Da möchte ich vor allem schlafen.

Ich lenke mich ab. Klicke mich hin und her durch Videos, deren Inhalt ich nach dem schauen wieder vergessen habe. Höre Musik wie ein Rauschen im Hintergrund. Starte und stoppe, wechsle von einer Beschallung zur anderen. Wenn ich doch mal auf meine Bedürfnisse achte und meinen Hunger stillen mag, dann steht mein Mittagessen erstmal zehn Minuten still vor mir, bis ich anfangen kann. Ich habe Hunger, bestimmt. Nur ist es nicht so leicht meinem benebelten Kopf zu sagen, dass ich jetzt auch mal meinen Mund aufmachen und mit dem Löffel das Essen da rein schaufeln kann.

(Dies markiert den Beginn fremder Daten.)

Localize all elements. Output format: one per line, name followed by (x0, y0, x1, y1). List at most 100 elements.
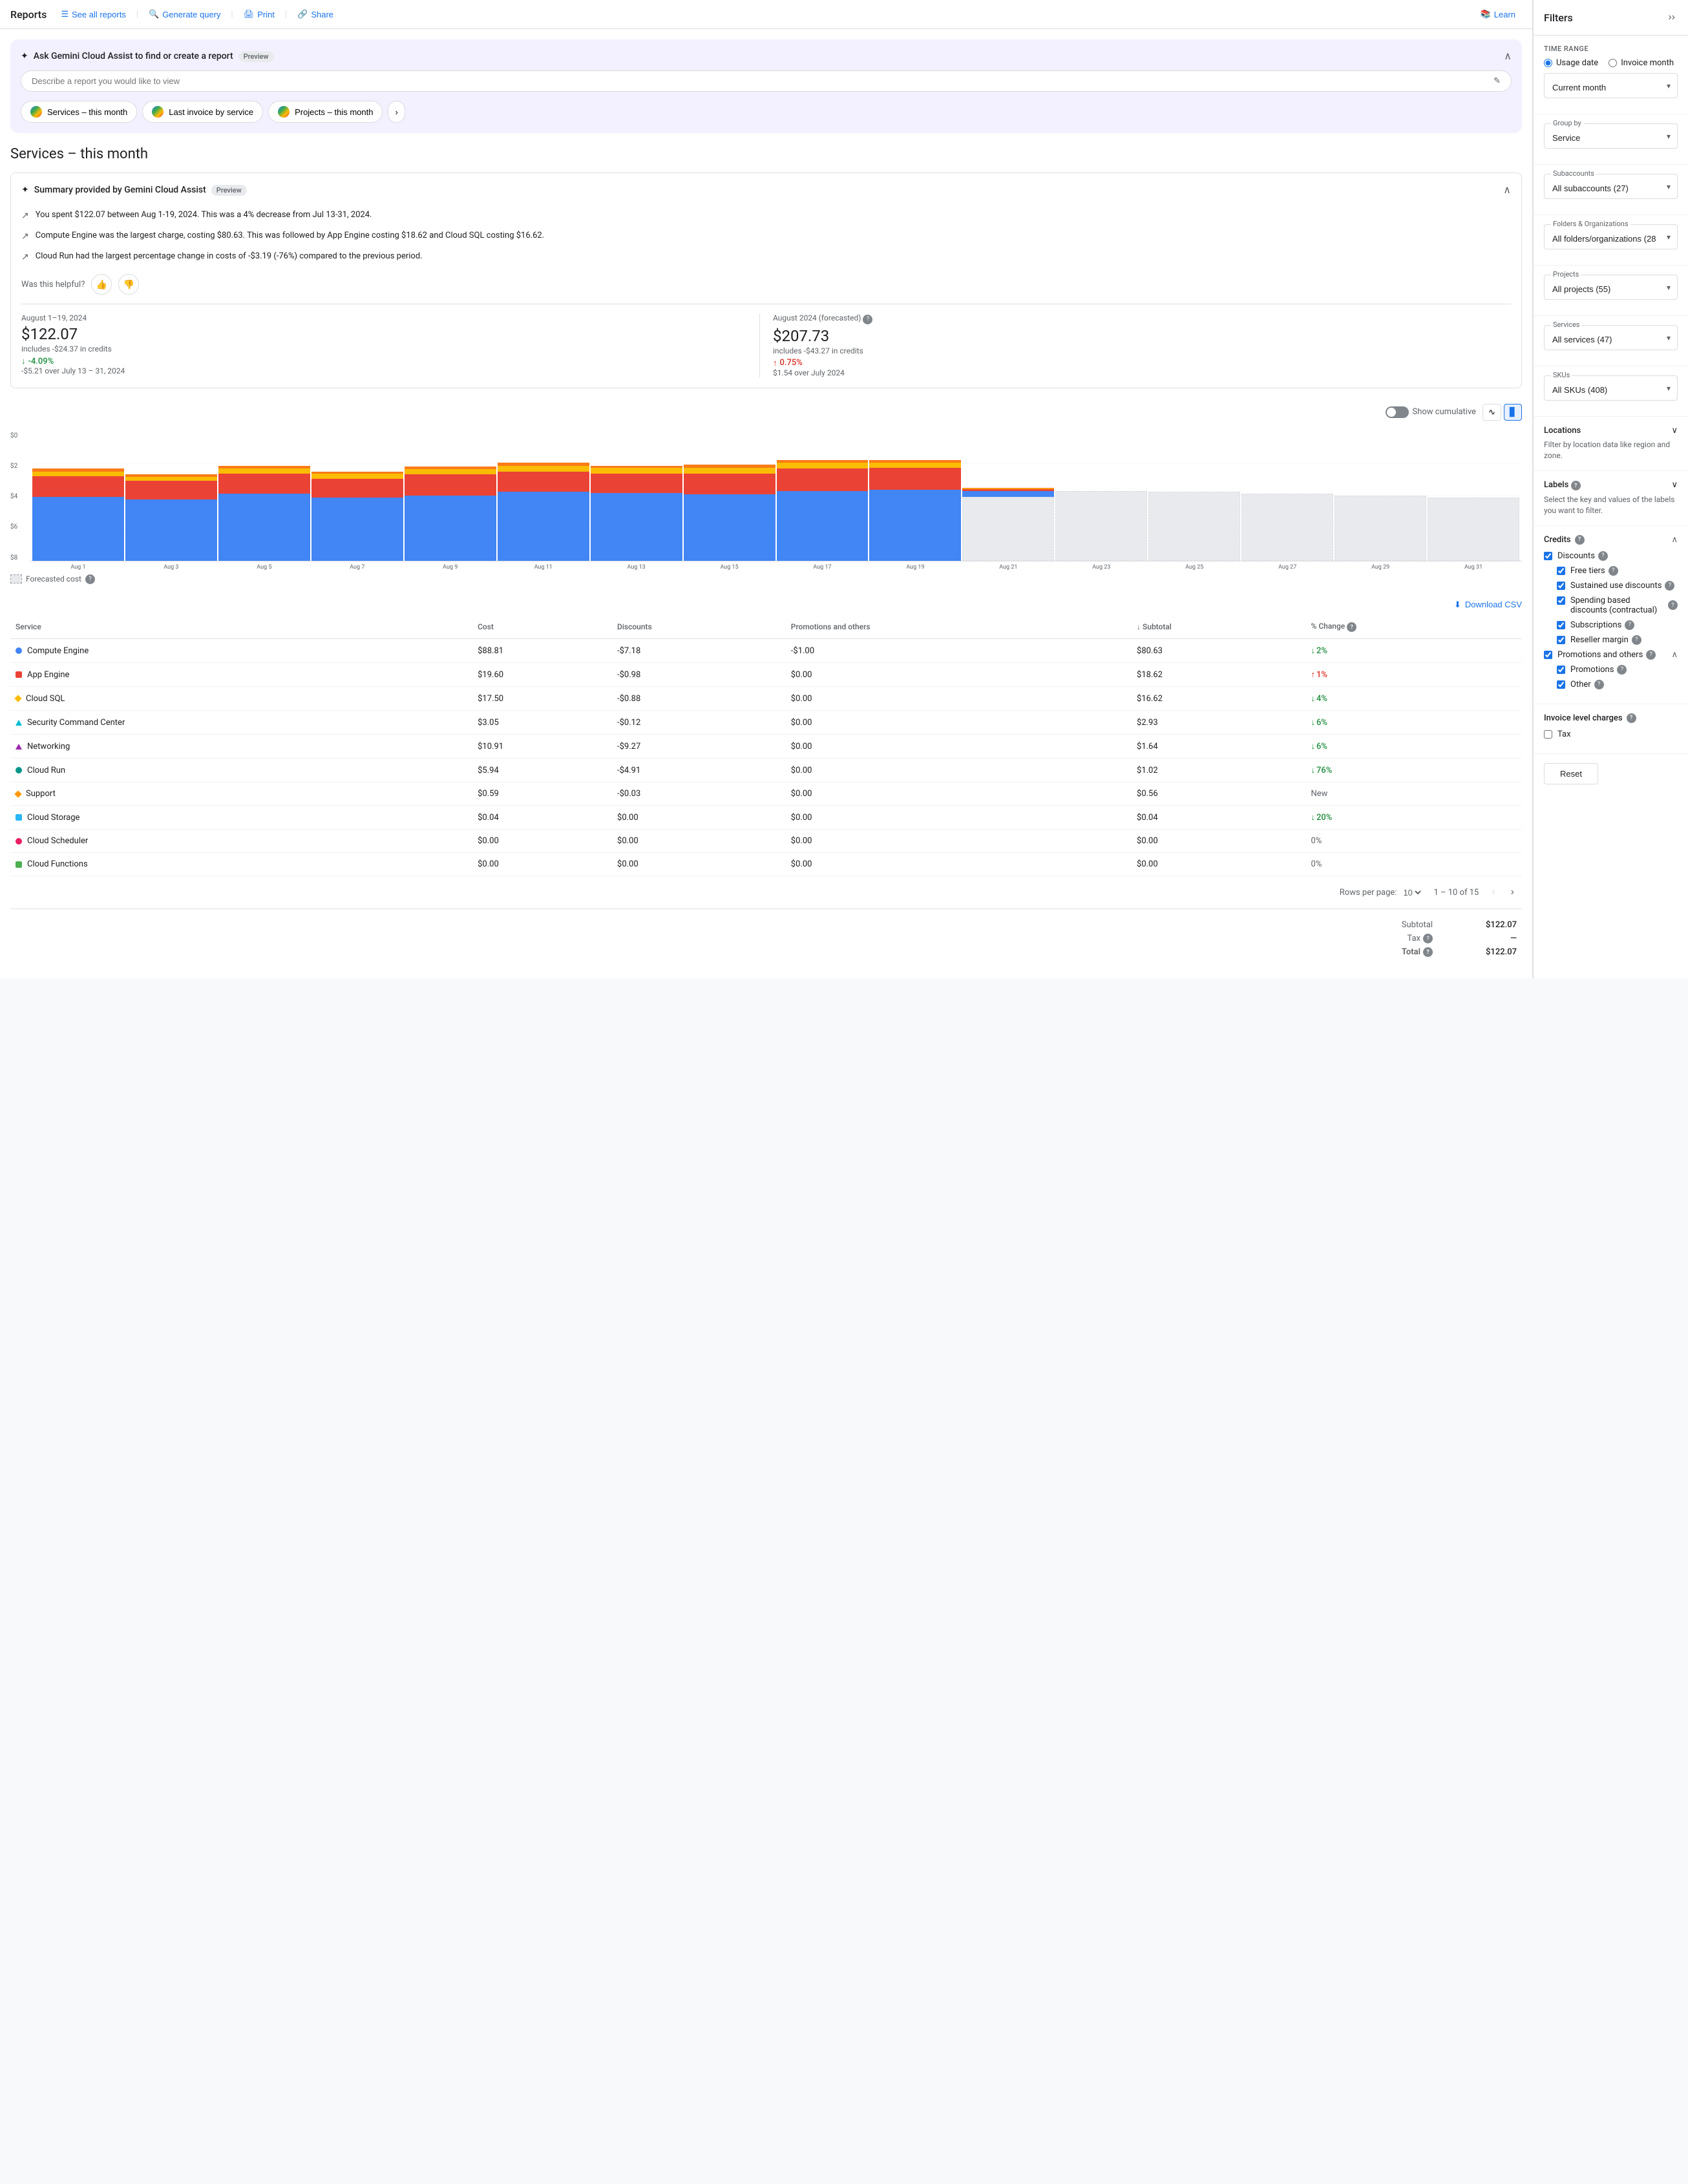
free-tiers-help-icon[interactable]: ? (1609, 566, 1618, 576)
stats-row: August 1–19, 2024 $122.07 includes -$24.… (21, 304, 1511, 377)
service-icon (16, 744, 22, 750)
other-help-icon[interactable]: ? (1594, 680, 1604, 689)
promotions-others-help-icon[interactable]: ? (1646, 650, 1656, 660)
folders-container: Folders & Organizations All folders/orga… (1544, 224, 1678, 249)
forecasted-help-icon[interactable]: ? (85, 574, 95, 584)
gemini-star-icon: ✦ (21, 51, 28, 61)
pagination-next-button[interactable]: › (1508, 884, 1517, 901)
pagination-prev-button[interactable]: ‹ (1489, 884, 1497, 901)
gemini-search-input[interactable] (32, 76, 1493, 86)
services-select[interactable]: All services (47) (1545, 328, 1677, 350)
td-service: Cloud Run (10, 759, 472, 782)
quick-buttons-row: Services – this month Last invoice by se… (21, 101, 1512, 123)
data-table: Service Cost Discounts Promotions and ot… (10, 615, 1522, 877)
subaccounts-select[interactable]: All subaccounts (27) (1545, 177, 1677, 198)
share-button[interactable]: 🔗 Share (291, 5, 340, 23)
bar-red-0 (32, 476, 124, 497)
bar-yellow-6 (591, 468, 682, 473)
table-row: App Engine $19.60 -$0.98 $0.00 $18.62 ↑1… (10, 663, 1522, 687)
td-cost: $5.94 (472, 759, 612, 782)
total-help-icon[interactable]: ? (1423, 947, 1433, 957)
td-discounts: -$0.88 (612, 687, 786, 711)
rows-per-page-select[interactable]: 10 25 50 (1400, 887, 1423, 898)
quick-btn-last-invoice[interactable]: Last invoice by service (142, 101, 263, 123)
forecast-help-icon[interactable]: ? (863, 315, 872, 324)
gcp-icon-services (30, 106, 42, 118)
generate-query-button[interactable]: 🔍 Generate query (142, 5, 227, 23)
invoice-month-option[interactable]: Invoice month (1609, 58, 1674, 68)
toggle-switch[interactable] (1386, 406, 1409, 418)
td-subtotal: $80.63 (1132, 639, 1306, 663)
reseller-checkbox[interactable] (1557, 636, 1565, 644)
promotions-checkbox[interactable] (1557, 666, 1565, 674)
tax-checkbox[interactable] (1544, 730, 1552, 739)
usage-date-option[interactable]: Usage date (1544, 58, 1598, 68)
td-service: Cloud SQL (10, 687, 472, 711)
credits-header: Credits ? ∧ (1544, 535, 1678, 545)
tax-help-icon[interactable]: ? (1423, 934, 1433, 943)
other-checkbox[interactable] (1557, 680, 1565, 689)
learn-button[interactable]: 📚 Learn (1474, 5, 1522, 23)
reset-button[interactable]: Reset (1544, 763, 1598, 784)
quick-btn-more[interactable]: › (388, 101, 405, 123)
thumbs-down-button[interactable]: 👎 (118, 274, 139, 295)
discounts-help-icon[interactable]: ? (1598, 551, 1608, 561)
td-cost: $0.04 (472, 806, 612, 830)
gemini-collapse-button[interactable]: ∧ (1504, 50, 1512, 63)
reseller-help-icon[interactable]: ? (1632, 635, 1641, 645)
arrow-down-icon: ↓ (1311, 646, 1316, 656)
bar-group-8 (777, 432, 869, 561)
summary-header: ✦ Summary provided by Gemini Cloud Assis… (21, 184, 1511, 196)
spending-based-item: Spending based discounts (contractual) ? (1557, 596, 1678, 615)
chart-area: Show cumulative ∿ ▊ $8 $6 $4 $2 $0 Aug 1… (10, 399, 1522, 584)
promotions-help-icon[interactable]: ? (1617, 665, 1627, 675)
labels-header[interactable]: Labels ? ∨ (1544, 480, 1678, 491)
subscriptions-item: Subscriptions ? (1557, 620, 1678, 630)
td-subtotal: $0.00 (1132, 853, 1306, 876)
service-name: Cloud SQL (26, 694, 65, 704)
projects-select[interactable]: All projects (55) (1545, 278, 1677, 299)
total-label: Total ? (1402, 947, 1433, 957)
bar-group-11 (1055, 432, 1147, 561)
gemini-input-row: ✎ (21, 70, 1512, 92)
thumbs-up-button[interactable]: 👍 (91, 274, 112, 295)
sidebar-collapse-button[interactable]: ›› (1665, 9, 1678, 26)
folders-select[interactable]: All folders/organizations (28) (1545, 227, 1677, 249)
promotions-collapse-icon[interactable]: ∧ (1671, 650, 1678, 660)
line-chart-button[interactable]: ∿ (1482, 404, 1501, 421)
skus-select[interactable]: All SKUs (408) (1545, 379, 1677, 400)
gemini-submit-icon[interactable]: ✎ (1493, 76, 1501, 86)
labels-help-icon[interactable]: ? (1571, 481, 1581, 490)
credits-collapse-icon[interactable]: ∧ (1671, 535, 1678, 545)
group-by-select[interactable]: Service Project SKU (1545, 127, 1677, 148)
download-csv-button[interactable]: ⬇ Download CSV (1454, 600, 1522, 610)
bar-chart-button[interactable]: ▊ (1504, 404, 1522, 421)
see-all-reports-button[interactable]: ☰ See all reports (54, 5, 132, 23)
sustained-use-help-icon[interactable]: ? (1665, 581, 1674, 591)
discounts-checkbox[interactable] (1544, 552, 1552, 560)
current-month-select[interactable]: Current month (1545, 76, 1677, 98)
free-tiers-checkbox[interactable] (1557, 567, 1565, 575)
credits-help-icon[interactable]: ? (1575, 535, 1585, 545)
th-subtotal[interactable]: ↓ Subtotal (1132, 615, 1306, 639)
subscriptions-checkbox[interactable] (1557, 621, 1565, 629)
invoice-charges-help-icon[interactable]: ? (1627, 713, 1636, 723)
gcp-icon-projects (278, 106, 290, 118)
locations-header[interactable]: Locations ∨ (1544, 426, 1678, 436)
quick-btn-projects[interactable]: Projects – this month (268, 101, 383, 123)
td-service: Cloud Storage (10, 806, 472, 830)
spending-based-help-icon[interactable]: ? (1668, 600, 1678, 610)
usage-date-radio[interactable] (1544, 59, 1552, 67)
quick-btn-services[interactable]: Services – this month (21, 101, 137, 123)
change-help-icon[interactable]: ? (1347, 622, 1356, 632)
subscriptions-help-icon[interactable]: ? (1625, 620, 1634, 630)
bar-red-9 (869, 468, 961, 489)
summary-collapse-button[interactable]: ∧ (1503, 184, 1511, 196)
reseller-item: Reseller margin ? (1557, 635, 1678, 645)
invoice-month-radio[interactable] (1609, 59, 1617, 67)
sustained-use-checkbox[interactable] (1557, 582, 1565, 590)
promotions-others-checkbox[interactable] (1544, 651, 1552, 659)
spending-based-checkbox[interactable] (1557, 596, 1565, 605)
print-button[interactable]: 🖨 Print (237, 5, 281, 23)
show-cumulative-toggle[interactable]: Show cumulative (1386, 406, 1477, 418)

Aber einen Vorteil hat es doch, so neben mir zu stehen. An solchen Tagen kann ich mir etwas Gutes tun und hole mir eine Streußelschnecke zum Snacken und labe mich an der perfekten Kombination aus Zuckerguss und Teig, auf dem ich rumkauen kann. Und da meine Gedanken abgeschaltet sind, denke ich nicht darüber nach, warum alle Streußelschnecken auf der Unterseite ein gepunktetes Sechseck haben. Sonst würde mich das noch in den Traum verfolgen, aber die sind ja wie ein Kino während der Berlinale schon voll belegt.

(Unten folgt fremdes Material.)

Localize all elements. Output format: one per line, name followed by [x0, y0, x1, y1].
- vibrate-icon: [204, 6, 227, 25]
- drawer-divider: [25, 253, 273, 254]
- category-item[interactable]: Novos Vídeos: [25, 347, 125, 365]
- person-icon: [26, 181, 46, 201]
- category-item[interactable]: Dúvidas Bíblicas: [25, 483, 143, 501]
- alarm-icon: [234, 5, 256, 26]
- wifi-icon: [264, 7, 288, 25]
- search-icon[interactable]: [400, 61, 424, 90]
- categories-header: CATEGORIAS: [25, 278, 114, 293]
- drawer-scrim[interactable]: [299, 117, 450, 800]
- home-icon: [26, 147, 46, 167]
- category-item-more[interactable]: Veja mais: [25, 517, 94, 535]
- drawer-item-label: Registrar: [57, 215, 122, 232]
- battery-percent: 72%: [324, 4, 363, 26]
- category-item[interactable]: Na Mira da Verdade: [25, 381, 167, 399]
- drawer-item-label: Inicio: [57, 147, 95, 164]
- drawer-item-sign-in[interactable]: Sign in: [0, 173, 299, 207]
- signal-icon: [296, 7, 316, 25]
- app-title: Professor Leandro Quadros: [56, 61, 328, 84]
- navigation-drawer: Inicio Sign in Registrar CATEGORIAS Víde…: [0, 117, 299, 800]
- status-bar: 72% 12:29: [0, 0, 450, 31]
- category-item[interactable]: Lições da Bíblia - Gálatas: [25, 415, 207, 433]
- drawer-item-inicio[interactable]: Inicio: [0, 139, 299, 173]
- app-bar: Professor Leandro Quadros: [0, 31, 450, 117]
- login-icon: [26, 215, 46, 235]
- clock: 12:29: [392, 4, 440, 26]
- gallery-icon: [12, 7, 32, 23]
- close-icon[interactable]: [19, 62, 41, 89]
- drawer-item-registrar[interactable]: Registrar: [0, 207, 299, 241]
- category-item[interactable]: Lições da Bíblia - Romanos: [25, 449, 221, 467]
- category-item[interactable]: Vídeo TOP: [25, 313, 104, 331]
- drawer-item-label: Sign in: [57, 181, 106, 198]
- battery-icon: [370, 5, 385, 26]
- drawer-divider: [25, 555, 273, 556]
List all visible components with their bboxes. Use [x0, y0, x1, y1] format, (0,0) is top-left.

Dafür bin ich eigentlich ganz dankbar. Mal nicht über alles nachdenken, auch wenn der Grund dafür kein so toller ist. Doch ich sehe eine Hoffnung darin, zu lernen mit solch krachend lauten Zeiten umzugehen und sie zu nutzen um bewusst zu trauern, in mich zu gehen, nach meinen Gefühlen und Bedürfnissen zu fragen und mich selbst in den Arm zu nehmen.

Das ist schon eine tumultige Welt da draußen. Wenn bei dir mal die Wände einstürzen, dann melde dich gern. Ich bring Streußelschnecken mit.